In 2014, Alito wrote the majority opinion when the court allowed some companies to deny their employees medical coverage for contraceptives based on the owners’ religious views.

He wrote a lengthy separate opinion in 2021 when the court ruled in favor of a Catholic group that had been barred from participating in Philadelphia’s foster care program because of the Church’s stance against relationships homosexuals. Alito complained that the court did not go far enough in expanding religious rights in a decision that “leaves religious freedom in a confused and vulnerable state.”

Alito spoke at length about his concerns about religious freedom becoming what he called a “second-class right” during a speech he delivered remotely to the conservative Federalist Society in November 2020.

“It pains me to say this, but in some circles, religious freedom is quickly becoming a disfavored right,” he said.

He cited several recent Supreme Court cases, including one in which a Catholic religious order called the Little Sisters of the Poor refused to allow contraception to be included in their health insurance plans. Alito said the group had been “subject to relentless attacks” because of its position. Ultimately, the group was not required to comply.

Alito also cited pandemic-specific instances in which places of worship were forced to close following shutdown orders issued to prevent the spread of Covid-19, saying governors had “clearly discriminated » with regard to religious institutions.

Regarding same-sex marriage, Alito said that following the 2015 Supreme Court decision that legalized the practice, “we cannot say that marriage is a union between a man and a woman.” .

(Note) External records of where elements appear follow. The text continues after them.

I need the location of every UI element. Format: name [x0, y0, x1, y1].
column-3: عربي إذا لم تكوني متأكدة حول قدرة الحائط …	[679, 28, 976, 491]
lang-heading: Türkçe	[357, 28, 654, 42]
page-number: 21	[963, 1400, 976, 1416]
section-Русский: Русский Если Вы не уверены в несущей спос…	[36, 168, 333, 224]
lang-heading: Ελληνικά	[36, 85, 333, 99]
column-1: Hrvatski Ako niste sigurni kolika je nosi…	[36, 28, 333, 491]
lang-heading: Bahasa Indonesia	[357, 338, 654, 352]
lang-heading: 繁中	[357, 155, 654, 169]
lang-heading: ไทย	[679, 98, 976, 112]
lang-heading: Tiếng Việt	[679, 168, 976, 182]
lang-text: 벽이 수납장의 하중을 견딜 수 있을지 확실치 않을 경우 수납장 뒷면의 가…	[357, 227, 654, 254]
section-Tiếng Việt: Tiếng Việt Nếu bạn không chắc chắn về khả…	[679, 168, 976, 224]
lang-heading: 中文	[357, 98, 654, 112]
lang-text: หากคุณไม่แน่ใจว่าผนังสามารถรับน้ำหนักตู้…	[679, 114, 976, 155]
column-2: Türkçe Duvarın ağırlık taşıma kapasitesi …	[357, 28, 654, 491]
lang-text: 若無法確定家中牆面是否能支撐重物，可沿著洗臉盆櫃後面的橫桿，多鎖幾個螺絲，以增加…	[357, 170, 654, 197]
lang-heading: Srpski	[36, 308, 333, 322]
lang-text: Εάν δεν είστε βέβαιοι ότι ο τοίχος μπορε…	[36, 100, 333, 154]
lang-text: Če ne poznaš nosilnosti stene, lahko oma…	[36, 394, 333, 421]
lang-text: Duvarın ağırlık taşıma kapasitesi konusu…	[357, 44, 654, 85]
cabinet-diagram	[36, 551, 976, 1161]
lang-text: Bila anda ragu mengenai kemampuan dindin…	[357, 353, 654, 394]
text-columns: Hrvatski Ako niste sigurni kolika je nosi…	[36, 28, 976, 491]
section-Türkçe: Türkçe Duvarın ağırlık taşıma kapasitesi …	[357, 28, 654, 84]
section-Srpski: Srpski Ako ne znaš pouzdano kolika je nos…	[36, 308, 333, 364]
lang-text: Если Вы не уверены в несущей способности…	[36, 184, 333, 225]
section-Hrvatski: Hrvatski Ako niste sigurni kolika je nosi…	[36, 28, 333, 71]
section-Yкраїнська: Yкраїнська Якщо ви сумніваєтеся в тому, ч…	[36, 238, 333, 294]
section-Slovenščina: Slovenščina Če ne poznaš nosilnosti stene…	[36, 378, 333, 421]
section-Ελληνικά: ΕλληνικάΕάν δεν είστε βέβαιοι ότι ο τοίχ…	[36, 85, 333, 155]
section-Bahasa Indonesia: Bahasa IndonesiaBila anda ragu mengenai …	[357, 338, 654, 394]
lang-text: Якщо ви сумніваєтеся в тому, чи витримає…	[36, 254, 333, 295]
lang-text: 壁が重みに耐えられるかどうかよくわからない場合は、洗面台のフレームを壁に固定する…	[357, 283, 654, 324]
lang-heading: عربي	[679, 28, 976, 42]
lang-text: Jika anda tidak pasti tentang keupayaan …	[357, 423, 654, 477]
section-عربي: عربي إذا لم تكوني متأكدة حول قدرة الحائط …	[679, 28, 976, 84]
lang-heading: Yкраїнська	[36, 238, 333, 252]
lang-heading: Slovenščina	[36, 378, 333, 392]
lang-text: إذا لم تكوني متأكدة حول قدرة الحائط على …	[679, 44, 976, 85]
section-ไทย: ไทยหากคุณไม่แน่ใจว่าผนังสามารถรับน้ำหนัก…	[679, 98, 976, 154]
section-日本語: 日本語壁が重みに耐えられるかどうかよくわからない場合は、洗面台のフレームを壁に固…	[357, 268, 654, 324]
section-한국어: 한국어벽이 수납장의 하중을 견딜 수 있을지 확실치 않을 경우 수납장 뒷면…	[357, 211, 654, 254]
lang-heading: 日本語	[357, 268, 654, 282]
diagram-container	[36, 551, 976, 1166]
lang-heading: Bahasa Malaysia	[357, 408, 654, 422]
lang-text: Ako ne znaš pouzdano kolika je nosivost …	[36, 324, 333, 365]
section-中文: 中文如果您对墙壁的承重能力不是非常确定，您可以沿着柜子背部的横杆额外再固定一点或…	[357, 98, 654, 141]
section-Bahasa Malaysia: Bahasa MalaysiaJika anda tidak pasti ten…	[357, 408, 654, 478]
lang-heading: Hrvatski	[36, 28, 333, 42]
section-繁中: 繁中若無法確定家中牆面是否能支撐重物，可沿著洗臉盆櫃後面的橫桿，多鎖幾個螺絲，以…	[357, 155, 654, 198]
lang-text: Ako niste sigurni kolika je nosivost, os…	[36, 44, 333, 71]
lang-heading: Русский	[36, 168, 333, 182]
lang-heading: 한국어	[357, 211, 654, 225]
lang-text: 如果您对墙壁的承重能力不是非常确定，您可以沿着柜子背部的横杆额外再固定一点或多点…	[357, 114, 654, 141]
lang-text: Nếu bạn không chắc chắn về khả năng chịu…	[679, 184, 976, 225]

Alito disagreed with this decision 5-4, writing in defense of those who opposed same-sex unions based on their religious beliefs.

“I suppose those who cling to old beliefs will be able to whisper their thoughts in the recesses of their homes, but if they repeat these opinions in public they risk being labeled bigots and treated as such by the governments, employers and other schools,” he writes.

Five years later, in his speech to the Federalist Society, Alito referenced his earlier prediction.

“This is exactly what is happening,” he said.